In a pair of complaints (case numbers 3-22-cv-04552 and 3-22-cv-04553) filed on Monday, Google said Sonos is actively infringing its intellectual property related to voice assistant technology that improves the ease and use of smart home devices. The pleadings accuse Sonos of making use of the technology knowing that its conduct infringes claims of the seven asserted patents.

The suits are the latest in an ongoing intellectual property spat between Sonos and Google. Last week, the same court, the Northern District of California, found a Sonos multi-room “smart” speaker technology patent invalid for obviousness. In a related case decided in late July, the court upheld the validity of a Sonos patent and found that Google infringed one of its claims.

According to this week’s complaints, the companies have worked together since 2013 to integrate Google’s Play Music service into Sonos’s products. In the process, Google reportedly provided assistance on multiple occasions, supplying Sonos with “significant engineering resources, technical support, and other resources.”

The filings said that though Google is proud of its multi-year collaboration with Sonos, the defendant has “made false claims about the companies’ shared work and Google’s technology in the lawsuits that Sonos filed against Google.” The plaintiff added that though it rarely sues for patent infringement, this time it felt compelled to do so.
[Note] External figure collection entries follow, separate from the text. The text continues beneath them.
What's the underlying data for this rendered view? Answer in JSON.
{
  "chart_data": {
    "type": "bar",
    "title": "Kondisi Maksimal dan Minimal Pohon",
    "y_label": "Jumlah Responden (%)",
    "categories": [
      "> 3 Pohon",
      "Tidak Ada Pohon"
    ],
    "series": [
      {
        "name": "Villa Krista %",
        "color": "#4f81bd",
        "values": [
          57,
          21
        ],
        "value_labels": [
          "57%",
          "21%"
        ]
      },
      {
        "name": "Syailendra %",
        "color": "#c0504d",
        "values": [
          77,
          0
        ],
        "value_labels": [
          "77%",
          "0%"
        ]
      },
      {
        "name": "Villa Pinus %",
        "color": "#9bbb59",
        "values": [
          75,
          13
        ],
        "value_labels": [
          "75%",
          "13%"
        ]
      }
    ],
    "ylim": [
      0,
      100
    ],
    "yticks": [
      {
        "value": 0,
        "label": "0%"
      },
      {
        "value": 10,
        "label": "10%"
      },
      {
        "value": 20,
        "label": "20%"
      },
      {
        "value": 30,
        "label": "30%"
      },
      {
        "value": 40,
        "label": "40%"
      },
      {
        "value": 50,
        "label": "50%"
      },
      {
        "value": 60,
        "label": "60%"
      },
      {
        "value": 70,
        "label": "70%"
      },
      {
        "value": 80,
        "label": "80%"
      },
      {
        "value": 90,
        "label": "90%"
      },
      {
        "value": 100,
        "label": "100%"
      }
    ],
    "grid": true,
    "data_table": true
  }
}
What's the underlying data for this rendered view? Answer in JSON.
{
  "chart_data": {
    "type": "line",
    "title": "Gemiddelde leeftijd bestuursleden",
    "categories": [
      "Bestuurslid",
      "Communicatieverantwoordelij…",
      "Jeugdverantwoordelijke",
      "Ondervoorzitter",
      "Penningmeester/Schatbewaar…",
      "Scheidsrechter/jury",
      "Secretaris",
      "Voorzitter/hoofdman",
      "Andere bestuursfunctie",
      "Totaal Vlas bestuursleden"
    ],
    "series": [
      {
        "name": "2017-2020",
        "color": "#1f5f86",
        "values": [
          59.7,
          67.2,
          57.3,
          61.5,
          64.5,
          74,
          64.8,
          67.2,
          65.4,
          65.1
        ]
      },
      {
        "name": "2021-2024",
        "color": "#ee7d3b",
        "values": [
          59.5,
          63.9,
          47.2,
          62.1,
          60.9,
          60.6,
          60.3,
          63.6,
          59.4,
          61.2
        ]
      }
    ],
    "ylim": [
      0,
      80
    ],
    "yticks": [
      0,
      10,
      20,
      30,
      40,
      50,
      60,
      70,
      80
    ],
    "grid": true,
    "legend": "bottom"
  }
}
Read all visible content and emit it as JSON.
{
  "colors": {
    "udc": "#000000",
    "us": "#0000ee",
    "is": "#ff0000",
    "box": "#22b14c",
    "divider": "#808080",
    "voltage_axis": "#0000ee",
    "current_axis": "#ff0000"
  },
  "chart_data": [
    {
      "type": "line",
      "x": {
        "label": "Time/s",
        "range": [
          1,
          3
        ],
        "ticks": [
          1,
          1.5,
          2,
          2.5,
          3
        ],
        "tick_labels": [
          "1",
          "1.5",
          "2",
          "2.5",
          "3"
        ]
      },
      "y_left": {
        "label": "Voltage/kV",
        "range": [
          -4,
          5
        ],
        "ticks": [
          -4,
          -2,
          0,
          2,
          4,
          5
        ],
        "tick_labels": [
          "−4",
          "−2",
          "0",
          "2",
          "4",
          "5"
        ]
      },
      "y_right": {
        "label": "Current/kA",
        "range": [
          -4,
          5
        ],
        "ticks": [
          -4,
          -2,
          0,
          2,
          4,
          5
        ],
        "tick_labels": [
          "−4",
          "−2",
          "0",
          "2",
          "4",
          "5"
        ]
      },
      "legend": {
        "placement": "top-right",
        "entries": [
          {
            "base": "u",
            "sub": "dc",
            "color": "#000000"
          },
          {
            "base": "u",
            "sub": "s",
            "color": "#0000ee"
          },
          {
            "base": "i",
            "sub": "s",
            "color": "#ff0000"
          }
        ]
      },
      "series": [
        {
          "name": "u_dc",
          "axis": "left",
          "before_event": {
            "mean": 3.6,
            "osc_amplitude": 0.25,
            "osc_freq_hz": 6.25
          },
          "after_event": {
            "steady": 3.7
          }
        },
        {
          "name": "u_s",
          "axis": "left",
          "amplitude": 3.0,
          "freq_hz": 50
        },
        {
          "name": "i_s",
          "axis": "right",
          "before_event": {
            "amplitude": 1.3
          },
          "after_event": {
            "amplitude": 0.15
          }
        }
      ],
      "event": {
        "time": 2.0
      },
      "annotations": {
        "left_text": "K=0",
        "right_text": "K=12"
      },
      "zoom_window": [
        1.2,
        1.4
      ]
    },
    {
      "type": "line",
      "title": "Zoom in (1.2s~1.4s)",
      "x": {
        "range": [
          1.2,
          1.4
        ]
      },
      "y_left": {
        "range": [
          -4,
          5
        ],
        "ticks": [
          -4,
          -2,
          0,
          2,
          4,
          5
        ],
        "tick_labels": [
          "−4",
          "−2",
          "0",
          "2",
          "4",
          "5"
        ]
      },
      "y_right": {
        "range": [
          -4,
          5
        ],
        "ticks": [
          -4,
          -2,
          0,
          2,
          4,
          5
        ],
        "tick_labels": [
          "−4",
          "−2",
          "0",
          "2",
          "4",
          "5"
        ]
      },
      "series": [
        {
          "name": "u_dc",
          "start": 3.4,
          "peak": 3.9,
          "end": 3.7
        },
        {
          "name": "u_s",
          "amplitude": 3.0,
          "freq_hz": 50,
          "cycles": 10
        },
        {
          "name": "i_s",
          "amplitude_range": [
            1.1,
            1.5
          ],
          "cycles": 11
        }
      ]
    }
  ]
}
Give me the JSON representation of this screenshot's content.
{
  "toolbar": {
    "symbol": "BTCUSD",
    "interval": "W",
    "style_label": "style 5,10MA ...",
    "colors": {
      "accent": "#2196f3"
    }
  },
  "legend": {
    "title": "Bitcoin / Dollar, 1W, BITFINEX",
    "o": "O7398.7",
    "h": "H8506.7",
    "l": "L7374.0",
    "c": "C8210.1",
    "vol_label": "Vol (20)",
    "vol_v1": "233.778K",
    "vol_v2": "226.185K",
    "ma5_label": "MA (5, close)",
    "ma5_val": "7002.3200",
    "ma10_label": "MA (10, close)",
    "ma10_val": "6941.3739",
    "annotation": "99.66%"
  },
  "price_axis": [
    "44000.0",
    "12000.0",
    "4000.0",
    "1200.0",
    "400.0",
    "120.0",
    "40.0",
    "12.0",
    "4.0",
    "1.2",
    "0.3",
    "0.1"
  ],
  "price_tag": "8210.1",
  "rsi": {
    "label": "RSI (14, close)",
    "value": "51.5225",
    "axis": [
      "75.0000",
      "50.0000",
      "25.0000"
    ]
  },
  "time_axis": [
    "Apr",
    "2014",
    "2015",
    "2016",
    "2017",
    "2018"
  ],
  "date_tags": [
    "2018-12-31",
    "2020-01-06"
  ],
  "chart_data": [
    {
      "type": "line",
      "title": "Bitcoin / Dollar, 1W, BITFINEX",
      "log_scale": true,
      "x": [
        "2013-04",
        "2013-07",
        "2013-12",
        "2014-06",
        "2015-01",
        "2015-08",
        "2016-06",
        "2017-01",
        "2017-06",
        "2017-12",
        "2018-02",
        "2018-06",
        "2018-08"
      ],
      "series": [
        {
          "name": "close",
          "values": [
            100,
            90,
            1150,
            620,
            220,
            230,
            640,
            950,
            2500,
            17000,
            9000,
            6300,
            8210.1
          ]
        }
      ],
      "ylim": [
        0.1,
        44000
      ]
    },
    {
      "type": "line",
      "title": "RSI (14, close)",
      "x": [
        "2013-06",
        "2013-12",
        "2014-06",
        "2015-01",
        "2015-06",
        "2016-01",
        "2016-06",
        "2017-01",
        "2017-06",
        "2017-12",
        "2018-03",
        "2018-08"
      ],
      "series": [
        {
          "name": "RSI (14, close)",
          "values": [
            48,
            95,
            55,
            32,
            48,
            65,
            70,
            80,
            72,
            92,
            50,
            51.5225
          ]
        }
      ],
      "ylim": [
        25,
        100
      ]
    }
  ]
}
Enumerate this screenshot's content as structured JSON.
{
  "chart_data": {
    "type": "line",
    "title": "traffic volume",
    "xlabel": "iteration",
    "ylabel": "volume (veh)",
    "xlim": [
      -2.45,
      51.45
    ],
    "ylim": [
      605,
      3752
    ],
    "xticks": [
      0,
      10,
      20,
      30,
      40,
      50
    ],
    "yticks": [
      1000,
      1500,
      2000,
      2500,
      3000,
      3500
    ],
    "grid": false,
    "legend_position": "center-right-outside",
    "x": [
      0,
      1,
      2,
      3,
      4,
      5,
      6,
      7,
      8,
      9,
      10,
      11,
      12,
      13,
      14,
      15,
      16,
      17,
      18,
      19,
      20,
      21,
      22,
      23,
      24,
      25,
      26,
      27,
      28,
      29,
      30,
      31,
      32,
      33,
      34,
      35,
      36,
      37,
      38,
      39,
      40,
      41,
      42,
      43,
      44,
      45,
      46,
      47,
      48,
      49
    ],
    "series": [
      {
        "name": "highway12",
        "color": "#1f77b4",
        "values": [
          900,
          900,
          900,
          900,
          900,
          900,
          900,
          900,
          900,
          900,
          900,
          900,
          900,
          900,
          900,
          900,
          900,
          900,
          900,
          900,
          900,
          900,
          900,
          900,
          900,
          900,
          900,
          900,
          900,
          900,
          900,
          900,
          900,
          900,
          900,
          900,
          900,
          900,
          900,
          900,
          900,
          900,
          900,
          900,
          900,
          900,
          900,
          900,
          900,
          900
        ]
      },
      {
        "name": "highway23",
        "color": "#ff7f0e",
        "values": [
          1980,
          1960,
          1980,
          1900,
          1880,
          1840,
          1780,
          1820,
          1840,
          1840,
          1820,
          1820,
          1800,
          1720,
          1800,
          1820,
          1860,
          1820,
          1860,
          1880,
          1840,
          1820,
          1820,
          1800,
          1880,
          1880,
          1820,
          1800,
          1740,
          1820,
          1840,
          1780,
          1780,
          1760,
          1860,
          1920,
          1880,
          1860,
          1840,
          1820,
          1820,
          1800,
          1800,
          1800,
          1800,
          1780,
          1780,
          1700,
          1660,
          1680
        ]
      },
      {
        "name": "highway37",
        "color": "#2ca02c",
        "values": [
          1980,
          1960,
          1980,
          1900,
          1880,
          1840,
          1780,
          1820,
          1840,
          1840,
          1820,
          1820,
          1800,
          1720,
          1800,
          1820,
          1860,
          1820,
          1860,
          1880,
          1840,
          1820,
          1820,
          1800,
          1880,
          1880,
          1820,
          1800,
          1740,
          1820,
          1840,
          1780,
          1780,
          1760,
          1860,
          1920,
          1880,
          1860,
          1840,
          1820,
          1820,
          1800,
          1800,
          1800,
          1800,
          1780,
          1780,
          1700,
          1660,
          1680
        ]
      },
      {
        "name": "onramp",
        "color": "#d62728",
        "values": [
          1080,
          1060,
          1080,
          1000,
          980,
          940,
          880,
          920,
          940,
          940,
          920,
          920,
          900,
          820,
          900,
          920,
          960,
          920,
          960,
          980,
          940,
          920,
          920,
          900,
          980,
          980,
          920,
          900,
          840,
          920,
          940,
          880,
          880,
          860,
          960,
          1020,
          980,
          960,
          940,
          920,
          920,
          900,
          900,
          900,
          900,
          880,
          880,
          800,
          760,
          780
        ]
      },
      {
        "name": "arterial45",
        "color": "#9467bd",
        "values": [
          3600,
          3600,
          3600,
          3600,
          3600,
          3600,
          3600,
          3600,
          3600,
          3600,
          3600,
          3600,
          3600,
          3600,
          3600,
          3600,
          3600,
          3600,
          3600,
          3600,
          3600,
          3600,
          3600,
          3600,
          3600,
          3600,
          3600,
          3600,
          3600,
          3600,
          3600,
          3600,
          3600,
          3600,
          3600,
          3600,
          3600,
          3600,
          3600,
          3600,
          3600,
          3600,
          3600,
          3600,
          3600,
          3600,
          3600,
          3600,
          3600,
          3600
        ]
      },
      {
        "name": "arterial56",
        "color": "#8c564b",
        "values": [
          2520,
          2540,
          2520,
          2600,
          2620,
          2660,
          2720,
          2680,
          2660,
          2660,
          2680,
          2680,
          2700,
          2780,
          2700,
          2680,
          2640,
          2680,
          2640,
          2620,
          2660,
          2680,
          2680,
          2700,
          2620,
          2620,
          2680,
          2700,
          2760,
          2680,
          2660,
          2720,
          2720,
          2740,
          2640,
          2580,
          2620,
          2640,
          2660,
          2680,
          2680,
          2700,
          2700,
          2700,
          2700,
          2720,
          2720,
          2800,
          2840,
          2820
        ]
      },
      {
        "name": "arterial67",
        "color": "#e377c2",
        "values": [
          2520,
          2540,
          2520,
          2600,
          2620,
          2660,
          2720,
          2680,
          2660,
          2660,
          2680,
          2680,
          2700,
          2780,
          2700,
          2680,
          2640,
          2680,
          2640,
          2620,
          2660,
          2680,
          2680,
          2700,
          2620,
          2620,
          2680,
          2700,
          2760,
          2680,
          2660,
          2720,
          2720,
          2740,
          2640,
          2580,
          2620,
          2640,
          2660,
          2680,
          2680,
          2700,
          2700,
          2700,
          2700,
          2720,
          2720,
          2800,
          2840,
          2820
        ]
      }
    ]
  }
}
According to the second-filed complaint, Sonos’ recently-introduced Voice Control feature “coordinate[s] among voice-controlled devices and commission[s] devices onto a wireless local area network, using technologies invented by Google.” The infringing technology is employed by a number of Sonos products including the Sonos One, Sonos One SL, and Sonos Move, the filing said.

Google argued that its innovations are “fundamental to the ability of Sonos’s products to work together as user-friendly smart devices,” and that Sonos knows this, acknowledging that the “real magic” of its products is in the software, not the “look and sound” of its speakers.

Google is represented by Quinn Emanuel Urquhart & Sullivan LLP.